Wolfe allegedly the FBI agents in the year of 2017, admitted that he lied to you is identified through his relationship with a reporter, in court papers as “REPORTER #2”, after he was shown the photos of the two of you together. But he claims that he does not share all of the classified information or news.

Wolfe is not charged with the disclosure of secret information.

Wolfe allegedly was the phone in contact with “REPORTER #2”, and exchanged tens of thousands of electronic communications and often on a daily basis, according to the indictment. He would also meet, in the reporter of the apartment, court papers alleged.

Wolfe had intensive contact with the Reporter about the “MALE-1,” who was allegedly identified as Carter page, a Trump campaign consultant.

Wolfe classified information received about “MALE-1” on the same day, he traded the 82-text-messages “REPORTER #2,” according to the indictment. A few weeks later, “REPORTER #2” published an online article that revealed the identity of the “MALE-1.”

On 3. April 2017, Watkins’ by-line appeared on a BuzzFeed article that revealed that the site had met with a Russian secret service operative in 2013.

Wolfe allegedly as a so-called “REPORTER #2:” almost half an hour after the story went live, and have a phone conversation for about seven minutes.

In December 2017, Wolfe allegedly news “REPORTER #2.”
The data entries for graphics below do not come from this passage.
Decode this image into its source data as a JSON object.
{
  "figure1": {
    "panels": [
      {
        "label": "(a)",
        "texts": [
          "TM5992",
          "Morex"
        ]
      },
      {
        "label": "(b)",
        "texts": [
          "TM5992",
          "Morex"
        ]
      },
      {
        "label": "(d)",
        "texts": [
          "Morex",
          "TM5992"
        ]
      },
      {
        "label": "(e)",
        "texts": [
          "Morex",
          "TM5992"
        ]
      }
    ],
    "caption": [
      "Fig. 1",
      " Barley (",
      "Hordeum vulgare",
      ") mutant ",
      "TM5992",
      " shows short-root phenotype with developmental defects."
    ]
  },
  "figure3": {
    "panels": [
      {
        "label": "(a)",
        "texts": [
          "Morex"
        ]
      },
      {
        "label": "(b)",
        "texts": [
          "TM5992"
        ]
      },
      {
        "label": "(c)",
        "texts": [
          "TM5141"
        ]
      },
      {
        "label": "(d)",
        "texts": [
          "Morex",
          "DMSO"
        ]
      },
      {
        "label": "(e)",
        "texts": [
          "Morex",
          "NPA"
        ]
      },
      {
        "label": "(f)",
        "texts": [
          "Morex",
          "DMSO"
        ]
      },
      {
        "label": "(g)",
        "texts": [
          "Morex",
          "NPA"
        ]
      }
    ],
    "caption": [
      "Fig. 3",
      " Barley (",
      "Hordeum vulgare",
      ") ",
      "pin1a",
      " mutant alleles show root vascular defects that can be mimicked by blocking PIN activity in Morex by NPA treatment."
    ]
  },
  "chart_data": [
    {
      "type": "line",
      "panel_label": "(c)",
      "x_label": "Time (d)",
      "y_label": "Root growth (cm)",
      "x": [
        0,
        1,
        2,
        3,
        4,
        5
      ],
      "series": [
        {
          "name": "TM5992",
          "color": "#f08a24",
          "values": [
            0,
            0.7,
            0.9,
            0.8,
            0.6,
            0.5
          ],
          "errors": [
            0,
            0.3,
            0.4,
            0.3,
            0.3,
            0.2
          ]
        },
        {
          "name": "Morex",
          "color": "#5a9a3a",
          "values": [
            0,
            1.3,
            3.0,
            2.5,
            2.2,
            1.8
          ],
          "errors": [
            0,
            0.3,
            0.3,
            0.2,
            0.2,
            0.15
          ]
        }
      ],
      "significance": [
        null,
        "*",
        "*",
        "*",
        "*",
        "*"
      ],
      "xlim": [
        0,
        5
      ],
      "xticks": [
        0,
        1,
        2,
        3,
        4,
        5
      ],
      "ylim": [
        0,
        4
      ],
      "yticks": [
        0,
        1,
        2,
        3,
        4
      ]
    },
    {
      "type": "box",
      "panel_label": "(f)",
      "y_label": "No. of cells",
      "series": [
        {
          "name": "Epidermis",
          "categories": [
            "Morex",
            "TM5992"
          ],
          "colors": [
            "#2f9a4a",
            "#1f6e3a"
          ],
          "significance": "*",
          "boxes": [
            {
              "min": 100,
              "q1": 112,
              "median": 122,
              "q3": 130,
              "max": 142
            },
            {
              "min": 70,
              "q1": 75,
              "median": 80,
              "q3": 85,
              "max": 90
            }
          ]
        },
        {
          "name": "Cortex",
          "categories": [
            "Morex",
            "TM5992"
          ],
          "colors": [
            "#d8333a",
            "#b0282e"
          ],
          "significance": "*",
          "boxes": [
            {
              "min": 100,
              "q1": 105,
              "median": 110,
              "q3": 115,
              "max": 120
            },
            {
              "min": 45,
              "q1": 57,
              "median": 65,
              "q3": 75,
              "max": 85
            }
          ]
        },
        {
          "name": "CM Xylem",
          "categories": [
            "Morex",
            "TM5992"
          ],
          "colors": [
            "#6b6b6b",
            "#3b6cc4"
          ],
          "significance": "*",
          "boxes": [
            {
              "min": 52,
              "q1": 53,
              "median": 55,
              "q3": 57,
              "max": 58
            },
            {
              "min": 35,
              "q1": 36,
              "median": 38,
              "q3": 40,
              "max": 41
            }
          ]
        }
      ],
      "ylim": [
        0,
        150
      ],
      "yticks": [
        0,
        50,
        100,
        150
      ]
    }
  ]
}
“I’ve watched you take off your career, before you ever have a career in journalism. … I have always tried to give you as much information (sic) that I was able to, and do the right thing, so that you could get the scoop before anyone else. … I’ve always enjoyed the way that the track of a story would be to do as there was no one else in my hal1way (sic). I felt like I was a part of their excitement, and was always very supportive to your career and the tenacity, which issued to hunt, what is a good story,” read the message, according to the indictment.

Mark MacDougall, Watkins’ lawyer, said: “It is always strange when a journalist is a phone records by the justice Department through grand jury subpoena or other legal process. Whether it was really necessary here depends on the nature of the investigation and the scope of the charges.”

It is claimed that Wolfe was more used to contact with the reporters, such as the Signal and WhatsApp. He also met “secretly in person,” in remote areas of the Hart Senate Office Building, the indictment charges.

Wolfe is expected to make his first court appearance on Friday. It was not immediately clear if he has a lawyer. Each false statement count is punishable by up to five years in prison, if found guilty, Wolfe would.almost certainly only a fraction of the time

Fox News’ Chad Pergram, Mike Emanuel and The Associated Press contributed to this report.